Bu sene Latife Tekin’in Manves City’sini iki kez okudum. Beni aynı yıl içinde iki kez geri çağırmasının nedenlerini önceden düşünmüştüm (sorunuz güzel denk geldi): Birincisi, o gün yapacak daha iyi bir işim yoktu. İkincisi, MC’yi ilk okuduğumda “özlediğim Latife Tekin”i buldum. Berci Kristin’deki Tekin’i /Berci Kristin’in Tekin’ini. Yeniden ama farklı. Romanın kendisi de bir “dönüş” hikâyesi olduğuna göre ya ben yazarıma dönmüştüm ya yazarım bana veyahut yazının dönmek istediğim bir yerlerin hatırasını canlandırmasına. Tuhaf olan, Orhan Koçak’ın kitapla ilgili yazısı da “dönüş” temasına dikkat çekerek başlıyordu galiba.
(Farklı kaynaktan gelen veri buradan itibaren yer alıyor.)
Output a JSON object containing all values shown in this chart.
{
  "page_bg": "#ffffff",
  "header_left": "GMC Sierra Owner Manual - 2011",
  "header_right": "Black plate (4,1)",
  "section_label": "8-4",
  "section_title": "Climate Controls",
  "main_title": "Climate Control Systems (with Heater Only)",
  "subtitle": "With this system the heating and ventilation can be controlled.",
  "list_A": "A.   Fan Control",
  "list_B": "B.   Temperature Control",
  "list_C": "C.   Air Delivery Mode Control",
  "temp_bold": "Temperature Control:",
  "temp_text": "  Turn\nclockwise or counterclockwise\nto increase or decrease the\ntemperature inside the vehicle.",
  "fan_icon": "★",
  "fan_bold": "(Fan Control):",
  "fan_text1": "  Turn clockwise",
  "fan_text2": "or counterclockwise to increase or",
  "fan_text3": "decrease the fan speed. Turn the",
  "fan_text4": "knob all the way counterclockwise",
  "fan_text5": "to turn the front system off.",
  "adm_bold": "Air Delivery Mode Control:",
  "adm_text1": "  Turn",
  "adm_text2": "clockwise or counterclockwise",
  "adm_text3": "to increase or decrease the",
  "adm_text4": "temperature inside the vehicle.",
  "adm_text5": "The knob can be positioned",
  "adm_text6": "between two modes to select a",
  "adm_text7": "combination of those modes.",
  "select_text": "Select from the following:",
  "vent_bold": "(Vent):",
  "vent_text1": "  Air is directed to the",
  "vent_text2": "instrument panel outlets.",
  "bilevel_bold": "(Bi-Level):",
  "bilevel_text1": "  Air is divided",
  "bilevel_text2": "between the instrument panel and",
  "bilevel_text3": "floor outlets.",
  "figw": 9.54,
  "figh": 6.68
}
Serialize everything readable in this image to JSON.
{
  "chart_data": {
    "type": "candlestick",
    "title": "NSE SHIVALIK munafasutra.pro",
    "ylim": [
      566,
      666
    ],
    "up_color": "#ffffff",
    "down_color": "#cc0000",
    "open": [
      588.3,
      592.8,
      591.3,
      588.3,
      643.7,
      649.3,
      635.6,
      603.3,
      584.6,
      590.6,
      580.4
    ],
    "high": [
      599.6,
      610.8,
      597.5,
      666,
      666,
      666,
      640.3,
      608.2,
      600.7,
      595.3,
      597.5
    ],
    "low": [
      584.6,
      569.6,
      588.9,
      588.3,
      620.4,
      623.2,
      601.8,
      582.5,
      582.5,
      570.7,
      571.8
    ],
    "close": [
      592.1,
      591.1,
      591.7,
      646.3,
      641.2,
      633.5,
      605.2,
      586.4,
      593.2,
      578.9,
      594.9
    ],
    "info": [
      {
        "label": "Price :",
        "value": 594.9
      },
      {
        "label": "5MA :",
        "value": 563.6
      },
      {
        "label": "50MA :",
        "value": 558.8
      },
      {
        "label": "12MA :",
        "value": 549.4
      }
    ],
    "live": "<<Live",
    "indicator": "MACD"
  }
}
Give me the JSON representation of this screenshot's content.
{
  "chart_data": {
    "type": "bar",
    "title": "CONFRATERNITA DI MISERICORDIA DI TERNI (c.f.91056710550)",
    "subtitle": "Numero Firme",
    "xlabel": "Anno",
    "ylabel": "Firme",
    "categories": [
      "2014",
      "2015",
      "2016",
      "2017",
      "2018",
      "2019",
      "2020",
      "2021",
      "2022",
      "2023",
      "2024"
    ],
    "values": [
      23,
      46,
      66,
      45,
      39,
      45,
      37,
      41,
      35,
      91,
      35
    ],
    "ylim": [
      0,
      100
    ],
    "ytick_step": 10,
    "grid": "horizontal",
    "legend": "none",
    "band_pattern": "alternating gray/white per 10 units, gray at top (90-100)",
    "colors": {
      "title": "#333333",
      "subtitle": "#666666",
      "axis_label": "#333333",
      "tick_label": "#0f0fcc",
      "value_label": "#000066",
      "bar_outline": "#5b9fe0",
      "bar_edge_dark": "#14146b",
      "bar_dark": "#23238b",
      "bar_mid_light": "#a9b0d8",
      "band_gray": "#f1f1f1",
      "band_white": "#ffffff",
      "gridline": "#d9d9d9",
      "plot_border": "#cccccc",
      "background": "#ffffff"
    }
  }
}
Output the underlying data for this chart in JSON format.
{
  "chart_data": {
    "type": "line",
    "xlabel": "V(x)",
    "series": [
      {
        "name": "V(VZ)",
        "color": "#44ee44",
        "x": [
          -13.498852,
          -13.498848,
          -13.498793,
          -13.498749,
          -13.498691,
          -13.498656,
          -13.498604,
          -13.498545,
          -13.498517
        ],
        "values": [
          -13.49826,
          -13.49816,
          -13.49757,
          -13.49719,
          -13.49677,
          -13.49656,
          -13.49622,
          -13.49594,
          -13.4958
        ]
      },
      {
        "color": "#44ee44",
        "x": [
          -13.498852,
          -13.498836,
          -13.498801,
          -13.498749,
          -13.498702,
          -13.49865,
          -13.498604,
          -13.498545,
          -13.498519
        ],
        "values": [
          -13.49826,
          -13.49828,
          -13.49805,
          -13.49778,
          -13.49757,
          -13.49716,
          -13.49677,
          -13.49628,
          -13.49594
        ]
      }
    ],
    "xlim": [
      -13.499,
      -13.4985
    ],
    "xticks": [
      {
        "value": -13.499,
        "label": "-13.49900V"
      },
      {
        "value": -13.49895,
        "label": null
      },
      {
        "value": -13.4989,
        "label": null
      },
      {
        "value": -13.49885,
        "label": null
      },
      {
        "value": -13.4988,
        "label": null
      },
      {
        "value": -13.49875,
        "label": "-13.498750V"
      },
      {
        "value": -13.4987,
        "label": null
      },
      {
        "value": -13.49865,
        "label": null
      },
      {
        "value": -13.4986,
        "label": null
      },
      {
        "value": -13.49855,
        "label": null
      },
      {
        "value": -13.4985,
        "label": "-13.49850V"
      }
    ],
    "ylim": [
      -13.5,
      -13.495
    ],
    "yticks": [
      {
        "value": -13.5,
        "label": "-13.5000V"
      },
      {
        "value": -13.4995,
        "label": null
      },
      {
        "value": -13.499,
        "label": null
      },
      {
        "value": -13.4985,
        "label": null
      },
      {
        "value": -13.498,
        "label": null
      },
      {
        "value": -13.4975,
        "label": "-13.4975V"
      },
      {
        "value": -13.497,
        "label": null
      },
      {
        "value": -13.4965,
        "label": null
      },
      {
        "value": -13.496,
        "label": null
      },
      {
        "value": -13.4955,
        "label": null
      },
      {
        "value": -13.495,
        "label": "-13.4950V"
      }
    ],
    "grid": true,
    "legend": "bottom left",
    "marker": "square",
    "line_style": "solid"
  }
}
Yeri gelmişken, yıllar önce okuduğum yazılarının derlendiği Virgül Yazıları’nı okumam sorunuz kapsamında sayılır mı, bilemedim. Neyse, konuya dönelim. Tekin, döndüğünde bıraktığı dünyaya dair hiçbir şeyi yerinde bulamayan, dahası didindikçe dünyası allak bullak olan Ersel’in (ve elbette yazılarıyla, dilekçeleriyle, umudu elden bırakmayışıyla Nergis’in) hikâyesini anlatıyor. Tekin, MC’de bir kentin kuruluşunu (bu sene ikisi şehirler arası olmak üzere toplamda “iki buçuk” kere taşındığımı; kolilerin artık midemi kaldırdığını; sokak arasındaki mezarlıkları ve her yerden fırlayıveren kasisleriyle beni pek de müşfik karşılamayan bir kente alışmak zorunda kaldığımı söylemem gerek sanırım) bir kez daha anlatıyor; aynı formülü kullanmadan ama. Bu sefer öyküsüne bambaşka bir sis, bir grilik hakim. Sanırım ıskalamakta birden fazla dalda madalyayı hak eden Ersel’in başına gelenler, değişimden pek hoşlanmayan biri olarak mecburi dönüşümümle baş etme sürecimin bir parçasıydı. Tanıdık bir şeyler yaşamış birinin elini tutma telaşı. Ne de olsa Düzce’nin sadece sesi değil, atmosferi de Erice’yi andırıyor. Sevgili Ersel, bir faydası yok biliyorum ama seni anlıyorum; hepimiz üveyiz. Bir kentin, bir kitabın, daha da fenası bazen yaşamanın…
[*] Manves City, Latife Tekin, Can Yayınları, 2019.